Молодой князь был горяч, взгляд его казался гневным, и был всего лишь протестом, желанием укрепить себя тюркским честолюбием, природной княжеской твердостью, которой он весь дышал, невольным образом напоминая Сянь Мыню князя-отца. Умственной широты, глубины самого мышления в нем не хватало.

– И все же ты из князей рода ашинов! В тебе чистая кровь тюрка-отца и самого Кат Иль-хана! Никак не могу понять, почему тутун Гудулу тобой пренебрег. Одно твое имя князя-ашины – само по себе стало бы знаменем!

– Князь Ашидэ, мой отец, не был вождем и воином, как другие. Подобно шаману Болу, он был только духом, хранящим в своем сердце тюркское прошлое. Я не владею и этим.

– Великое прошлое хуннов! Прошлое жужаней, сяньбийцев! Величие тюрок, ушедших на закат солнца вослед хунну! Ты ведь знаешь все это, князь? Но что было от века выше величия Поднебесной и что может быть величественней?

– Обычная жизнь кочевника-тюрка, монах! Но разве в тебе осталось еще от монаха? Ты пришел как палач, забирай, ради чего пришел. Но помни: души умерщвленных в пытках, души насильственных жертв возвращаются демонами. Что будет с моей душой, когда я умру? Что случается, когда вы казните, на ваш взгляд, недостойных и сеете зло, превращая умерших в демонов?
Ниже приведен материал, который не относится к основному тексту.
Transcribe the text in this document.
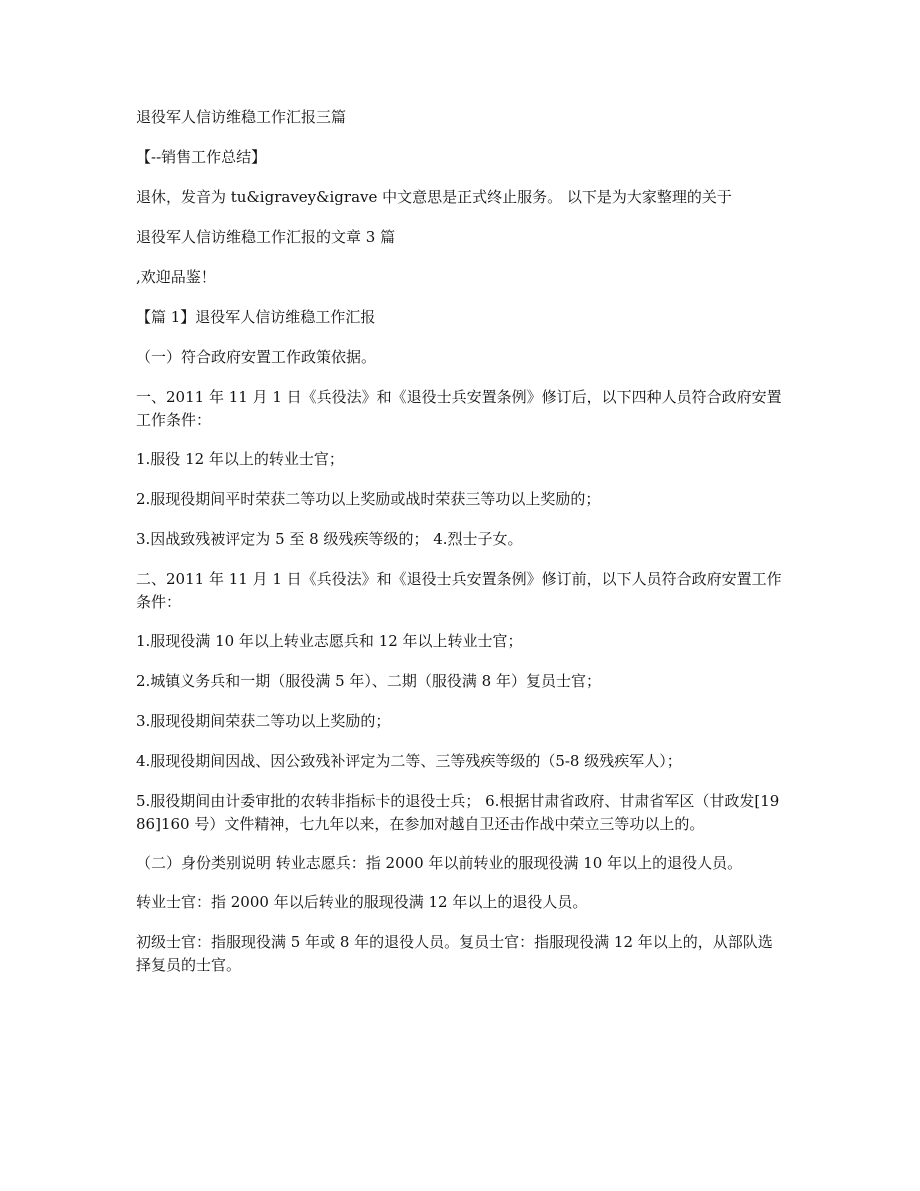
退役军人信访维稳工作汇报三篇

【--销售工作总结】

退休，发音为 tu&igravey&igrave 中文意思是正式终止服务。 以下是为大家整理的关于

退役军人信访维稳工作汇报的文章 3 篇

,欢迎品鉴！

【篇 1】退役军人信访维稳工作汇报

（一）符合政府安置工作政策依据。

一、2011 年 11 月 1 日《兵役法》和《退役士兵安置条例》修订后，以下四种人员符合政府安置工作条件：

1.服役 12 年以上的转业士官；

2.服现役期间平时荣获二等功以上奖励或战时荣获三等功以上奖励的；

3.因战致残被评定为 5 至 8 级残疾等级的； 4.烈士子女。

二、2011 年 11 月 1 日《兵役法》和《退役士兵安置条例》修订前，以下人员符合政府安置工作条件：

1.服现役满 10 年以上转业志愿兵和 12 年以上转业士官；

2.城镇义务兵和一期（服役满 5 年）、二期（服役满 8 年）复员士官；

3.服现役期间荣获二等功以上奖励的；

4.服现役期间因战、因公致残补评定为二等、三等残疾等级的（5-8 级残疾军人）；

5.服役期间由计委审批的农转非指标卡的退役士兵； 6.根据甘肃省政府、甘肃省军区（甘政发[1986]160 号）文件精神，七九年以来，在参加对越自卫还击作战中荣立三等功以上的。

（二）身份类别说明 转业志愿兵：指 2000 年以前转业的服现役满 10 年以上的退役人员。

转业士官：指 2000 年以后转业的服现役满 12 年以上的退役人员。

初级士官：指服现役满 5 年或 8 年的退役人员。复员士官：指服现役满 12 年以上的，从部队选择复员的士官。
По-своему, но не менее Се Тэна упрямый, юный князь его раздражал. Приглушая нарастающий гнев, монах произнес как можно равнодушнее:

– Зло по ту сторону сути – забота Небес, я пока на земле, из плоти. Жаль, Ючжень Ашидэ, ты научился много спрашивать, но мало умеешь свершать. Ты ничего не умеешь пока. – Не желая унижать юношу значительней, чем уже случилось, Сянь Мынь не сдержался и, давая понять, что неблагочестивые порядки в девичьем обществе-братстве, в котором жена княжича – не последняя скрипка, и где молодые люди погрязли в разврате, осуждаемом, кроме У-хоу, всей Чаньанью, с презрением добавил: – Надеясь увидеть воина, полного гнева и злобы, я встретил… «жену» для братьев-подруг твоей настоящей жены. Какой с тебя прок?